When a business email goes to spam, the problem is rarely only the text of the message. It usually starts with the identity of the domain: who is allowed to send email for you, whether the message is signed correctly and what the recipient should do when something does not align.
The three core pieces are SPF, DKIM and DMARC. They are not minor details for the hosting provider. They are the foundation for offers, orders, invoices, contact forms and newsletters reaching the inbox. Since 2024, Gmail and Yahoo have enforced stricter sender requirements, especially for bulk email. In 2026, a business without proper authentication starts at a disadvantage.
What SPF does
SPF is a DNS record that says which servers are allowed to send mail for your domain. If you use Google Workspace, hosting SMTP, a newsletter tool and WooCommerce transactional mail, all of them must be included correctly. If one sender is missing, messages from that sender may look suspicious.
A common mistake is having two SPF records on the same domain. There should be one record that includes every legitimate sender. Another common issue is a website form sending from shared hosting while the company email lives in Google Workspace or Microsoft 365. That creates misalignment.
What DKIM does
DKIM adds a digital signature to the email. The receiving server checks the signature through DNS and verifies that the message was sent by an authorized system and was not changed in transit. For business email, DKIM should be enabled for every service that sends marketing or transactional messages.
Google Workspace notes that sending to personal Gmail accounts requires a DKIM key of 1024 bits or longer, and recommends 2048-bit keys when supported. Old or quick setups may appear fine on the surface but fail to meet what large providers expect.
What DMARC does
DMARC connects SPF and DKIM with the From domain that the user sees. It tells receivers what to do when a message does not pass alignment: take no action, quarantine it or reject it. The simple principle is that the visible sender domain should align with the authenticated domain.
DMARC also gives visibility. With reports you can see who is sending for your domain: Google, Microsoft, newsletter tools, e-shop systems, CRM platforms and possible spoofers. Without reports, you are guessing.
Why having a mailbox is not enough
Having a mailbox does not mean you have a clean sending setup. Google requires SPF or DKIM for all senders and SPF, DKIM and DMARC for bulk senders. It also requires valid forward/reverse DNS, TLS and low spam complaints. Yahoo says non-compliant mail may go to spam or be rejected, and it does not give one simple fixed volume threshold for bulk senders.
A Greek business site that sends forms, orders, offers, newsletters and automations needs a clean setup.

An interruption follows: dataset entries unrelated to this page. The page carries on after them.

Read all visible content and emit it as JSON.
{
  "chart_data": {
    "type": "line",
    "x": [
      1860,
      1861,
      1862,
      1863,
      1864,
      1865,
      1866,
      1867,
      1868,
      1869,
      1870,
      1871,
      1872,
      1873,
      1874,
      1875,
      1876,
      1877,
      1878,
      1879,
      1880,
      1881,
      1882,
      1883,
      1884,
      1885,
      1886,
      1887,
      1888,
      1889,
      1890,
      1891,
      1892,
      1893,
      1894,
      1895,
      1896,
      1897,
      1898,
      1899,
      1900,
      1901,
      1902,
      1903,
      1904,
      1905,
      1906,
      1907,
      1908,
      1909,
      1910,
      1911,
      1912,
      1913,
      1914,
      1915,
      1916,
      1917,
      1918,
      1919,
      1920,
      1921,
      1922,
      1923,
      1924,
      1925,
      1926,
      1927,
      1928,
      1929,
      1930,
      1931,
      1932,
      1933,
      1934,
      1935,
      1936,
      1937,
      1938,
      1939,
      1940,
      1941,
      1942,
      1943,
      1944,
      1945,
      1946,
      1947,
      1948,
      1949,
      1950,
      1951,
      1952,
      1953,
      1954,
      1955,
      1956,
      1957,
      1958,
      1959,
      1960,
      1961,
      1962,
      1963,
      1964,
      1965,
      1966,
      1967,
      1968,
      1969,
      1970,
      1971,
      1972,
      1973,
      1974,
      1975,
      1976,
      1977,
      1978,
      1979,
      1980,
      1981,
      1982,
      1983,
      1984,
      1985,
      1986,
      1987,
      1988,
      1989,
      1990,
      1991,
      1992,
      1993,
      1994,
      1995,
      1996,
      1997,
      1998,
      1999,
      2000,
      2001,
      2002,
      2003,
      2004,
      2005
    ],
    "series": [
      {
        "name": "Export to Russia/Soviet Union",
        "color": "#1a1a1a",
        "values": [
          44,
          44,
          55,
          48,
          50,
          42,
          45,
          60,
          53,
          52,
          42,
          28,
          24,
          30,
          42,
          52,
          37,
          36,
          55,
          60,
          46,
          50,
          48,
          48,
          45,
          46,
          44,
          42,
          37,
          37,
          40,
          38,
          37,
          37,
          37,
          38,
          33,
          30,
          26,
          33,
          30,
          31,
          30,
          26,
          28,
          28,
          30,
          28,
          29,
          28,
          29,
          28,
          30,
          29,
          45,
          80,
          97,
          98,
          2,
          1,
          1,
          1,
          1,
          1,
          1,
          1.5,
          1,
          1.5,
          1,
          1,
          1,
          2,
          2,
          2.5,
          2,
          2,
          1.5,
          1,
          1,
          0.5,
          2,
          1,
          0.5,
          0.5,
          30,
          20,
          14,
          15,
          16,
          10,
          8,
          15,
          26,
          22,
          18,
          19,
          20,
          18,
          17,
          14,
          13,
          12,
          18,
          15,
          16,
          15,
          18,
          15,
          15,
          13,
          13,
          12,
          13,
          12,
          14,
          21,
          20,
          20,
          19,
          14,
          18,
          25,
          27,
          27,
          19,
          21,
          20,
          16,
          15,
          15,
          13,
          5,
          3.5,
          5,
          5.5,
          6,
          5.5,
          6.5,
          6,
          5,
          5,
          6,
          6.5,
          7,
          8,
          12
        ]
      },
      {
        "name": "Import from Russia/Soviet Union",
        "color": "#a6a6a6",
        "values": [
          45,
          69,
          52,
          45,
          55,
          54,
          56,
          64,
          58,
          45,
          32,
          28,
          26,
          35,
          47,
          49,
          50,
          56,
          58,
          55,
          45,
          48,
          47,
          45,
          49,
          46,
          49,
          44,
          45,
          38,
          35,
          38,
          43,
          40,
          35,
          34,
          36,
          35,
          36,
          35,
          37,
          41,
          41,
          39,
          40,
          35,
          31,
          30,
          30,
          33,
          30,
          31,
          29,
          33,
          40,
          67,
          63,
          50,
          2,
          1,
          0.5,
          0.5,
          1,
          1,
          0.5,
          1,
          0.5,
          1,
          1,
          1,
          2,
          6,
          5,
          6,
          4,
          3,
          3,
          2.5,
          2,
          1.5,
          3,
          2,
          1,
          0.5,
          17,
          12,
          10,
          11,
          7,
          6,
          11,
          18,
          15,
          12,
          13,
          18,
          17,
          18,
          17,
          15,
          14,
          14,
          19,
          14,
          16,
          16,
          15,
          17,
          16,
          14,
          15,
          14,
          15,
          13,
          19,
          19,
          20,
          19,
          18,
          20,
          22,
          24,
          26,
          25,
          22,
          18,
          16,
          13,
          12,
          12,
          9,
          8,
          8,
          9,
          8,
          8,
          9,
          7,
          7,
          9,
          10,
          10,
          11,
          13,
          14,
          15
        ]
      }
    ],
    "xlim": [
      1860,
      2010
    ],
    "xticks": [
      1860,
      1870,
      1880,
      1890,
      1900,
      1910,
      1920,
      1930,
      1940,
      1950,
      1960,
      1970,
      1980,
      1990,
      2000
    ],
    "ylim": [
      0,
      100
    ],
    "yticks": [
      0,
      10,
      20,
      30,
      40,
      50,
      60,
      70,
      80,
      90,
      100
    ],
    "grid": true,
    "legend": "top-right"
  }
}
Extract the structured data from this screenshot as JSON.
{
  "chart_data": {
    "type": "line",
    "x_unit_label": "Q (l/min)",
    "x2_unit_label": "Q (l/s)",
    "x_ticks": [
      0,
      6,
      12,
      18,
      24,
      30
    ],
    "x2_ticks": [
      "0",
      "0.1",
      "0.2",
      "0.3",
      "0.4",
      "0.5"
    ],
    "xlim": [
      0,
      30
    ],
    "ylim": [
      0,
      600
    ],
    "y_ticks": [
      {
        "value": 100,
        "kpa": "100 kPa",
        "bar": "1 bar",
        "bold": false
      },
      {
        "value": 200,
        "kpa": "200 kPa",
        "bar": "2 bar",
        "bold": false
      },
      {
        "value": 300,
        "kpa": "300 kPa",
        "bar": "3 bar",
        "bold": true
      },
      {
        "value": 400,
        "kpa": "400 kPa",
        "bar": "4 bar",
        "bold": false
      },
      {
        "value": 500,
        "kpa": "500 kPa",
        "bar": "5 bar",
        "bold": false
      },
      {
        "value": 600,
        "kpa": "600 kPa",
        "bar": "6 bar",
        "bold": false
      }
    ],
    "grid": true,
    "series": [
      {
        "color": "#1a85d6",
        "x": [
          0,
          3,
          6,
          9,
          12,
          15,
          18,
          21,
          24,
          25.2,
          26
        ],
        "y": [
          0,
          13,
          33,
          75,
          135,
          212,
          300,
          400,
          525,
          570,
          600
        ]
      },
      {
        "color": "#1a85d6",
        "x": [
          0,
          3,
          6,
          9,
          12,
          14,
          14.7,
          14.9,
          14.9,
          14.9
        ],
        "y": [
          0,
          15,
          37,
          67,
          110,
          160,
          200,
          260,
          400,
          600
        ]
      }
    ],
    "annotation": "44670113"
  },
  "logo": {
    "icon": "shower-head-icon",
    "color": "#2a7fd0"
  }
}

If WooCommerce sends through unauthenticated PHP mail, a newsletter tool sends from a third-party domain, the contact form uses the wrong From address or the domain has no DMARC record, spam problems are expected.
Common causes of spam placement
The most common causes are wrong SPF, inactive DKIM, no DMARC, From domain misalignment, poor shared IP reputation, forms sending as if they were the customer, forwarding that breaks SPF, old lists, poor unsubscribe, too many links, suspicious attachments and sudden sending spikes.

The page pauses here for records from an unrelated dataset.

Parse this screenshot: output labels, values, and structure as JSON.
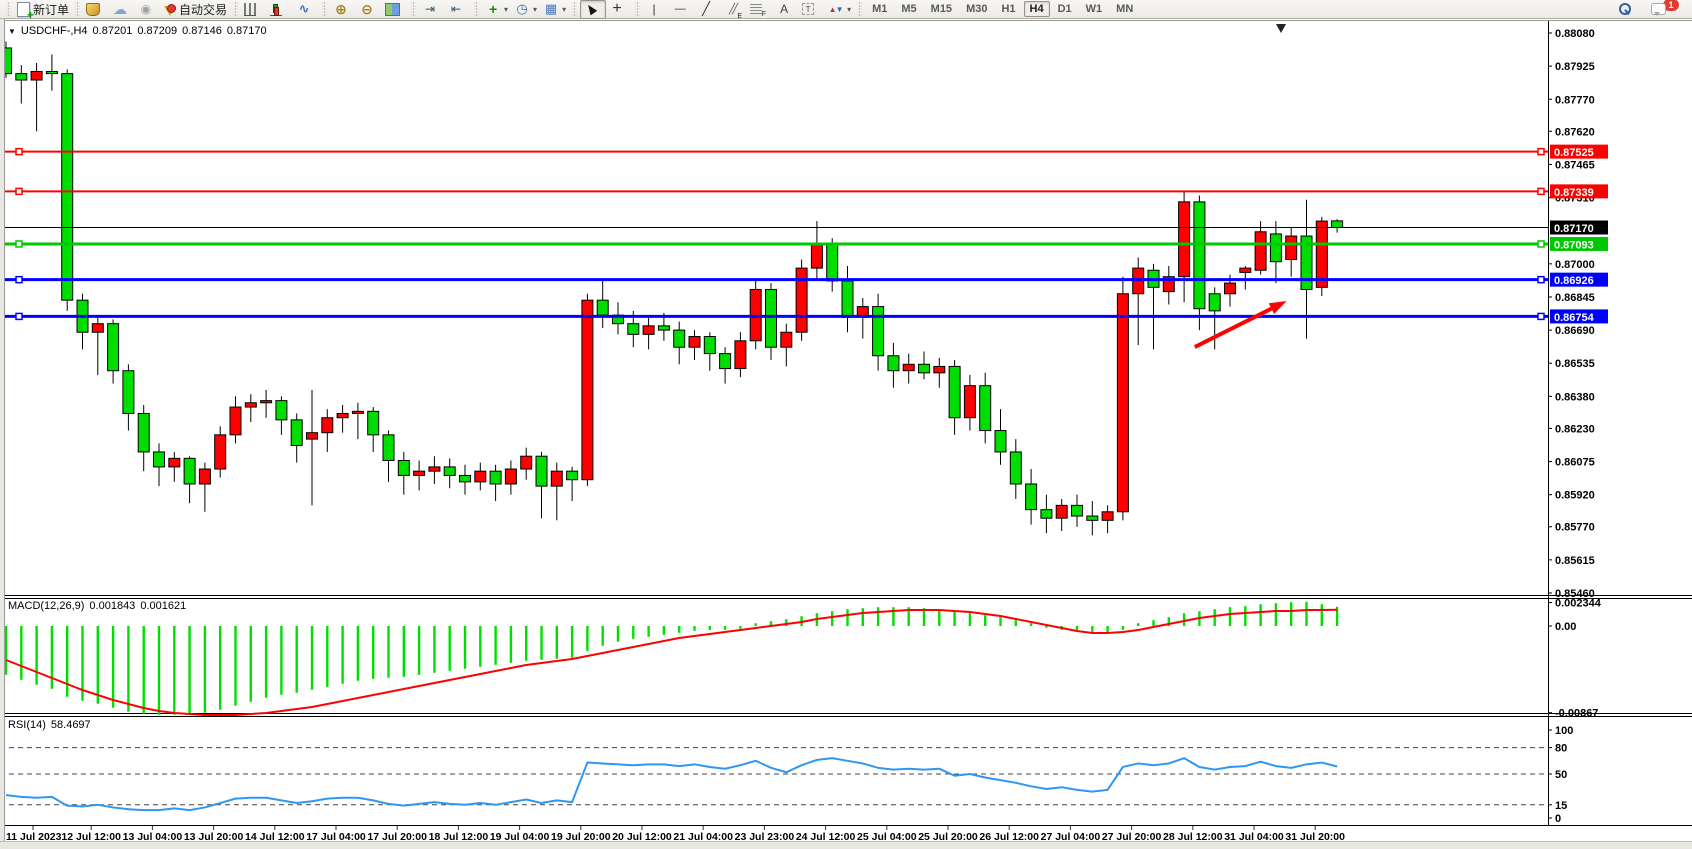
{
  "toolbar": {
    "groups": [
      {
        "items": [
          {
            "name": "new-order-button",
            "icon": "neworder",
            "label": "新订单"
          }
        ]
      },
      {
        "items": [
          {
            "name": "market-watch-button",
            "icon": "marketwatch"
          },
          {
            "name": "navigator-button",
            "icon": "navigator"
          },
          {
            "name": "terminal-button",
            "icon": "terminal"
          },
          {
            "name": "auto-trading-button",
            "icon": "autotrade",
            "label": "自动交易"
          }
        ]
      },
      {
        "items": [
          {
            "name": "bar-chart-button",
            "icon": "barchart"
          },
          {
            "name": "candlestick-chart-button",
            "icon": "candlechart"
          },
          {
            "name": "line-chart-button",
            "icon": "linechart"
          }
        ]
      },
      {
        "items": [
          {
            "name": "zoom-in-button",
            "icon": "zoomin"
          },
          {
            "name": "zoom-out-button",
            "icon": "zoomout"
          },
          {
            "name": "tile-windows-button",
            "icon": "tiles"
          }
        ]
      },
      {
        "items": [
          {
            "name": "auto-scroll-button",
            "icon": "autoscroll"
          },
          {
            "name": "chart-shift-button",
            "icon": "chartshift"
          }
        ]
      },
      {
        "items": [
          {
            "name": "indicators-button",
            "icon": "indicators",
            "dropdown": true
          },
          {
            "name": "periods-button",
            "icon": "periods",
            "dropdown": true
          },
          {
            "name": "templates-button",
            "icon": "templates",
            "dropdown": true
          }
        ]
      },
      {
        "items": [
          {
            "name": "cursor-button",
            "icon": "cursor",
            "pressed": true
          },
          {
            "name": "crosshair-button",
            "icon": "crosshair"
          }
        ]
      },
      {
        "items": [
          {
            "name": "vertical-line-button",
            "icon": "vline"
          },
          {
            "name": "horizontal-line-button",
            "icon": "hline"
          },
          {
            "name": "trendline-button",
            "icon": "trendline"
          },
          {
            "name": "equidistant-channel-button",
            "icon": "channel"
          },
          {
            "name": "fibonacci-button",
            "icon": "fibo"
          },
          {
            "name": "text-button",
            "icon": "text"
          },
          {
            "name": "text-label-button",
            "icon": "textlabel"
          },
          {
            "name": "arrows-button",
            "icon": "shapes",
            "dropdown": true
          }
        ]
      },
      {
        "type": "timeframes",
        "items": [
          {
            "name": "timeframe-m1",
            "label": "M1"
          },
          {
            "name": "timeframe-m5",
            "label": "M5"
          },
          {
            "name": "timeframe-m15",
            "label": "M15"
          },
          {
            "name": "timeframe-m30",
            "label": "M30"
          },
          {
            "name": "timeframe-h1",
            "label": "H1"
          },
          {
            "name": "timeframe-h4",
            "label": "H4",
            "pressed": true
          },
          {
            "name": "timeframe-d1",
            "label": "D1"
          },
          {
            "name": "timeframe-w1",
            "label": "W1"
          },
          {
            "name": "timeframe-mn",
            "label": "MN"
          }
        ]
      }
    ],
    "right_items": [
      {
        "name": "search-button",
        "icon": "search"
      },
      {
        "name": "notifications-button",
        "icon": "chat",
        "badge": "1"
      }
    ]
  },
  "chart_data": [
    {
      "id": "price",
      "type": "candlestick",
      "symbol_period": "USDCHF-,H4",
      "open": "0.87201",
      "high": "0.87209",
      "low": "0.87146",
      "close": "0.87170",
      "ylim": [
        0.8546,
        0.8808
      ],
      "y_ticks": [
        "0.88080",
        "0.87925",
        "0.87770",
        "0.87620",
        "0.87465",
        "0.87310",
        "0.87000",
        "0.86845",
        "0.86690",
        "0.86535",
        "0.86380",
        "0.86230",
        "0.86075",
        "0.85920",
        "0.85770",
        "0.85615",
        "0.85460"
      ],
      "badges": [
        {
          "text": "0.87525",
          "bg": "#FF0000"
        },
        {
          "text": "0.87339",
          "bg": "#FF0000"
        },
        {
          "text": "0.87170",
          "bg": "#000000"
        },
        {
          "text": "0.87093",
          "bg": "#00C800"
        },
        {
          "text": "0.86926",
          "bg": "#0000FF"
        },
        {
          "text": "0.86754",
          "bg": "#0000FF"
        }
      ],
      "hlines": [
        {
          "price": 0.87525,
          "color": "#FF0000",
          "w": 2
        },
        {
          "price": 0.87339,
          "color": "#FF0000",
          "w": 2
        },
        {
          "price": 0.87093,
          "color": "#00C800",
          "w": 3
        },
        {
          "price": 0.86926,
          "color": "#0000FF",
          "w": 3
        },
        {
          "price": 0.86754,
          "color": "#0000FF",
          "w": 3
        }
      ],
      "bid_line": {
        "price": 0.8717,
        "color": "#000000",
        "w": 1
      },
      "colors": {
        "up": "#FF0000",
        "down": "#00DE00",
        "wick": "#000000"
      },
      "x_labels": [
        "11 Jul 2023",
        "12 Jul 12:00",
        "13 Jul 04:00",
        "13 Jul 20:00",
        "14 Jul 12:00",
        "17 Jul 04:00",
        "17 Jul 20:00",
        "18 Jul 12:00",
        "19 Jul 04:00",
        "19 Jul 20:00",
        "20 Jul 12:00",
        "21 Jul 04:00",
        "23 Jul 23:00",
        "24 Jul 12:00",
        "25 Jul 04:00",
        "25 Jul 20:00",
        "26 Jul 12:00",
        "27 Jul 04:00",
        "27 Jul 20:00",
        "28 Jul 12:00",
        "31 Jul 04:00",
        "31 Jul 20:00"
      ],
      "arrow": {
        "type": "arrow",
        "color": "#FF0000",
        "from_index": 77.7,
        "from_price": 0.86611,
        "to_index": 83.7,
        "to_price": 0.86826
      },
      "candles": [
        [
          0.8801,
          0.8804,
          0.8787,
          0.8789
        ],
        [
          0.8789,
          0.8793,
          0.8775,
          0.8786
        ],
        [
          0.8786,
          0.8794,
          0.8762,
          0.879
        ],
        [
          0.879,
          0.8798,
          0.8781,
          0.8789
        ],
        [
          0.8789,
          0.8791,
          0.8678,
          0.8683
        ],
        [
          0.8683,
          0.8686,
          0.866,
          0.8668
        ],
        [
          0.8668,
          0.8676,
          0.8648,
          0.8672
        ],
        [
          0.8672,
          0.8674,
          0.8644,
          0.865
        ],
        [
          0.865,
          0.8653,
          0.8622,
          0.863
        ],
        [
          0.863,
          0.8634,
          0.8603,
          0.8612
        ],
        [
          0.8612,
          0.8616,
          0.8596,
          0.8605
        ],
        [
          0.8605,
          0.8612,
          0.8598,
          0.8609
        ],
        [
          0.8609,
          0.861,
          0.8588,
          0.8597
        ],
        [
          0.8597,
          0.8607,
          0.8584,
          0.8604
        ],
        [
          0.8604,
          0.8624,
          0.86,
          0.862
        ],
        [
          0.862,
          0.8638,
          0.8616,
          0.8633
        ],
        [
          0.8633,
          0.8639,
          0.8626,
          0.8635
        ],
        [
          0.8635,
          0.8641,
          0.8628,
          0.8636
        ],
        [
          0.8636,
          0.8638,
          0.862,
          0.8627
        ],
        [
          0.8627,
          0.863,
          0.8607,
          0.8615
        ],
        [
          0.8618,
          0.8641,
          0.8587,
          0.8621
        ],
        [
          0.8621,
          0.8632,
          0.8612,
          0.8628
        ],
        [
          0.8628,
          0.8634,
          0.8621,
          0.863
        ],
        [
          0.863,
          0.8635,
          0.8618,
          0.8631
        ],
        [
          0.8631,
          0.8633,
          0.8612,
          0.862
        ],
        [
          0.862,
          0.8622,
          0.8598,
          0.8608
        ],
        [
          0.8608,
          0.8612,
          0.8592,
          0.8601
        ],
        [
          0.8601,
          0.8608,
          0.8594,
          0.8603
        ],
        [
          0.8603,
          0.861,
          0.8597,
          0.8605
        ],
        [
          0.8605,
          0.8609,
          0.8595,
          0.8601
        ],
        [
          0.8601,
          0.8606,
          0.8592,
          0.8598
        ],
        [
          0.8598,
          0.8607,
          0.8594,
          0.8603
        ],
        [
          0.8603,
          0.8606,
          0.8589,
          0.8597
        ],
        [
          0.8597,
          0.8608,
          0.8592,
          0.8604
        ],
        [
          0.8604,
          0.8614,
          0.8599,
          0.861
        ],
        [
          0.861,
          0.8612,
          0.8581,
          0.8596
        ],
        [
          0.8596,
          0.8607,
          0.858,
          0.8603
        ],
        [
          0.8603,
          0.8605,
          0.8589,
          0.8599
        ],
        [
          0.8599,
          0.8686,
          0.8596,
          0.8683
        ],
        [
          0.8683,
          0.8692,
          0.867,
          0.8676
        ],
        [
          0.8676,
          0.8682,
          0.8667,
          0.8672
        ],
        [
          0.8672,
          0.8678,
          0.8661,
          0.8667
        ],
        [
          0.8667,
          0.8675,
          0.866,
          0.8671
        ],
        [
          0.8671,
          0.8677,
          0.8664,
          0.8669
        ],
        [
          0.8669,
          0.8673,
          0.8653,
          0.8661
        ],
        [
          0.8661,
          0.8669,
          0.8655,
          0.8666
        ],
        [
          0.8666,
          0.8668,
          0.865,
          0.8658
        ],
        [
          0.8658,
          0.8661,
          0.8644,
          0.8651
        ],
        [
          0.8651,
          0.8668,
          0.8647,
          0.8664
        ],
        [
          0.8664,
          0.8692,
          0.866,
          0.8688
        ],
        [
          0.8688,
          0.8691,
          0.8655,
          0.8661
        ],
        [
          0.8661,
          0.8672,
          0.8652,
          0.8668
        ],
        [
          0.8668,
          0.8702,
          0.8664,
          0.8698
        ],
        [
          0.8698,
          0.872,
          0.8692,
          0.8709
        ],
        [
          0.8709,
          0.8712,
          0.8687,
          0.8692
        ],
        [
          0.8692,
          0.8699,
          0.8668,
          0.8675
        ],
        [
          0.8675,
          0.8684,
          0.8665,
          0.868
        ],
        [
          0.868,
          0.8686,
          0.865,
          0.8657
        ],
        [
          0.8657,
          0.8663,
          0.8642,
          0.865
        ],
        [
          0.865,
          0.8658,
          0.8644,
          0.8653
        ],
        [
          0.8653,
          0.8659,
          0.8646,
          0.8649
        ],
        [
          0.8649,
          0.8656,
          0.8642,
          0.8652
        ],
        [
          0.8652,
          0.8655,
          0.862,
          0.8628
        ],
        [
          0.8628,
          0.8648,
          0.8622,
          0.8643
        ],
        [
          0.8643,
          0.8649,
          0.8616,
          0.8622
        ],
        [
          0.8622,
          0.8632,
          0.8606,
          0.8612
        ],
        [
          0.8612,
          0.8618,
          0.859,
          0.8597
        ],
        [
          0.8597,
          0.8604,
          0.8578,
          0.8585
        ],
        [
          0.8585,
          0.8592,
          0.8574,
          0.8581
        ],
        [
          0.8581,
          0.859,
          0.8575,
          0.8587
        ],
        [
          0.8587,
          0.8592,
          0.8577,
          0.8582
        ],
        [
          0.8582,
          0.8589,
          0.8573,
          0.858
        ],
        [
          0.858,
          0.8587,
          0.8574,
          0.8584
        ],
        [
          0.8584,
          0.8694,
          0.858,
          0.8686
        ],
        [
          0.8686,
          0.8703,
          0.8662,
          0.8698
        ],
        [
          0.8697,
          0.87,
          0.866,
          0.8689
        ],
        [
          0.8687,
          0.8699,
          0.8681,
          0.8694
        ],
        [
          0.8694,
          0.8734,
          0.8682,
          0.8729
        ],
        [
          0.8729,
          0.8732,
          0.8669,
          0.8679
        ],
        [
          0.8686,
          0.8689,
          0.866,
          0.8678
        ],
        [
          0.8686,
          0.8695,
          0.868,
          0.8691
        ],
        [
          0.8696,
          0.8699,
          0.8688,
          0.8698
        ],
        [
          0.8697,
          0.872,
          0.8695,
          0.8715
        ],
        [
          0.8714,
          0.872,
          0.8691,
          0.8701
        ],
        [
          0.8702,
          0.8717,
          0.8694,
          0.8713
        ],
        [
          0.8713,
          0.873,
          0.8665,
          0.8688
        ],
        [
          0.8689,
          0.8722,
          0.8685,
          0.872
        ],
        [
          0.87201,
          0.87209,
          0.87146,
          0.8717
        ]
      ]
    },
    {
      "id": "macd",
      "type": "bar+line",
      "label": "MACD(12,26,9)",
      "value_main": "0.001843",
      "value_signal": "0.001621",
      "y_labels": [
        {
          "text": "0.002344",
          "v": 0.002344
        },
        {
          "text": "0.00",
          "v": 0.0
        },
        {
          "text": "-0.00867",
          "v": -0.00867
        }
      ],
      "colors": {
        "histogram": "#00E000",
        "signal": "#FF0000"
      },
      "histogram": [
        -0.0048,
        -0.0053,
        -0.0058,
        -0.0062,
        -0.007,
        -0.0074,
        -0.0077,
        -0.0081,
        -0.0085,
        -0.0087,
        -0.0088,
        -0.0088,
        -0.0088,
        -0.0086,
        -0.0083,
        -0.0079,
        -0.0075,
        -0.0071,
        -0.0068,
        -0.0066,
        -0.0063,
        -0.006,
        -0.0057,
        -0.0054,
        -0.0052,
        -0.0051,
        -0.005,
        -0.0048,
        -0.0046,
        -0.0044,
        -0.0042,
        -0.004,
        -0.0038,
        -0.0036,
        -0.0034,
        -0.0033,
        -0.0032,
        -0.0031,
        -0.0024,
        -0.0019,
        -0.0015,
        -0.0012,
        -0.001,
        -0.0008,
        -0.0006,
        -0.0004,
        -0.0003,
        -0.0003,
        -0.0002,
        0.0002,
        0.0004,
        0.0006,
        0.0009,
        0.0012,
        0.0014,
        0.0016,
        0.0017,
        0.0018,
        0.0018,
        0.0018,
        0.0017,
        0.0016,
        0.0014,
        0.0012,
        0.001,
        0.0008,
        0.0005,
        0.0002,
        -0.0001,
        -0.0003,
        -0.0005,
        -0.0006,
        -0.0006,
        -0.0003,
        0.0002,
        0.0005,
        0.0008,
        0.0012,
        0.0014,
        0.0016,
        0.0018,
        0.0019,
        0.0021,
        0.0022,
        0.0023,
        0.00234,
        0.0021,
        0.00184
      ],
      "signal": [
        -0.0034,
        -0.004,
        -0.0046,
        -0.0052,
        -0.0058,
        -0.0064,
        -0.0069,
        -0.0074,
        -0.0078,
        -0.0082,
        -0.0085,
        -0.0087,
        -0.0088,
        -0.0089,
        -0.0089,
        -0.0089,
        -0.0088,
        -0.0087,
        -0.0085,
        -0.0083,
        -0.0081,
        -0.0078,
        -0.0075,
        -0.0072,
        -0.0069,
        -0.0066,
        -0.0063,
        -0.006,
        -0.0057,
        -0.0054,
        -0.0051,
        -0.0048,
        -0.0045,
        -0.0042,
        -0.0039,
        -0.0037,
        -0.0035,
        -0.0033,
        -0.003,
        -0.0027,
        -0.0024,
        -0.0021,
        -0.0018,
        -0.0015,
        -0.0012,
        -0.001,
        -0.0008,
        -0.0006,
        -0.0004,
        -0.0002,
        0.0,
        0.0002,
        0.0004,
        0.0007,
        0.0009,
        0.0011,
        0.0013,
        0.0014,
        0.0015,
        0.0016,
        0.0016,
        0.0016,
        0.0015,
        0.0014,
        0.0012,
        0.001,
        0.0007,
        0.0004,
        0.0001,
        -0.0002,
        -0.0005,
        -0.0007,
        -0.0007,
        -0.0006,
        -0.0004,
        -0.0001,
        0.0002,
        0.0005,
        0.0008,
        0.001,
        0.0012,
        0.0013,
        0.0014,
        0.0015,
        0.0015,
        0.0016,
        0.0016,
        0.00162
      ]
    },
    {
      "id": "rsi",
      "type": "line",
      "label": "RSI(14)",
      "value": "58.4697",
      "color": "#2E97F2",
      "levels": [
        80,
        50,
        15
      ],
      "y_labels": [
        {
          "text": "100",
          "v": 100
        },
        {
          "text": "80",
          "v": 80
        },
        {
          "text": "50",
          "v": 50
        },
        {
          "text": "15",
          "v": 15
        },
        {
          "text": "0",
          "v": 0
        }
      ],
      "values": [
        26,
        24,
        23,
        24,
        14,
        13,
        15,
        12,
        10,
        9,
        9,
        11,
        9,
        12,
        17,
        22,
        23,
        23,
        20,
        17,
        19,
        22,
        23,
        23,
        20,
        16,
        14,
        16,
        18,
        16,
        15,
        17,
        15,
        18,
        21,
        17,
        20,
        18,
        63,
        62,
        61,
        60,
        61,
        61,
        59,
        61,
        58,
        56,
        60,
        65,
        57,
        52,
        60,
        66,
        68,
        65,
        62,
        57,
        55,
        56,
        55,
        56,
        48,
        50,
        46,
        43,
        40,
        36,
        33,
        35,
        32,
        30,
        32,
        58,
        62,
        60,
        62,
        68,
        58,
        55,
        58,
        59,
        64,
        59,
        57,
        61,
        63,
        58.5
      ]
    }
  ]
}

Reputation also matters. If users report spam, if the domain sends irrelevant messages or if newsletters go to lists without real consent, DNS records will not fully save the sender. SPF, DKIM and DMARC are necessary foundations, not permission for poor practice.
Practical checklist
Confirm that there is one SPF record and that it includes all legitimate senders. Enable DKIM in Google Workspace, Microsoft 365, newsletter platforms and transactional mail providers. Add DMARC in monitoring mode first, for example p=none with rua reports, then move toward a stricter policy once legitimate mail passes.
Configure SMTP for WordPress and WooCommerce instead of relying on PHP mail. Separate transactional and marketing streams when volume grows. Do not use personal Gmail for company sending. Check reverse DNS if you run your own mail server. Most importantly, measure with headers and reports, not with "it arrived for me".
A safe rollout path
Email going to spam is usually a symptom of weak sender identity, not a mystery. In 2026 every serious business needs SPF, DKIM, DMARC, authenticated SMTP, clean From alignment, low complaints and a healthy recipient list. It is a small technical investment compared with lost offers, orders and customers.